Obviously there’s a lot to be written about Miró’s biography and career; his love-hate relationship with the Surrealists who never quite accepted this quiet Spanish bourgeois; about his take on their use and abuse of Freudian theories; and then on the disruptive and demoralising impact of the Spanish Civil War and the Second World War; as well as considerations of Miró’s personal psychological profile. (He was striving for an art which brought calm and peace and contentment to a mind which was often, by his own account, anxious and depressed – ‘Surrealism opened up a universe that soothed and justified my torment’.) But I am concentrating on the impact his works have on the viewer.

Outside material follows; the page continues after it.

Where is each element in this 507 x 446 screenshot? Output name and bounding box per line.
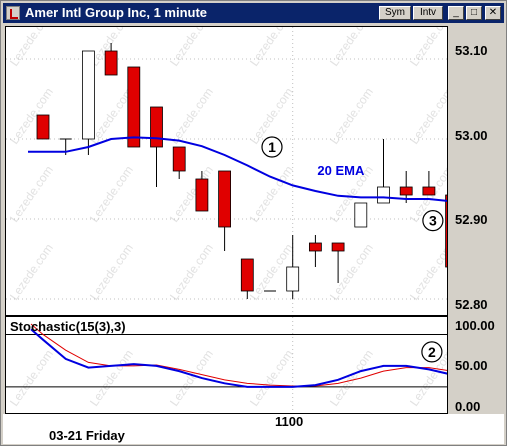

Also I was a little dismayed to be told by the audioguide just how many of the apparently abstract figures in the paintings were actually depictions of men and women and moon and stars and ladders and oceans, along with a fairly obvious analysis of what these symbols mean (the ladder motif appears in lots of works and represents escape from the violent or mundane world into a higher sphere of art and poetry etc).

I preferred to close my mind and drift among the shapes and colours in much the same way as you can lie on your back and float for hours in the warm, lulling Mediterranean Sea.

The gold of the azure (1967)

The gold of the azure (1967)

If you only have time for one museum in Barcelona, this one is much better, gives a much more comprehensive overview of its subject and contains many more wonderful paintings, than the more popular but patchy Picasso Museum.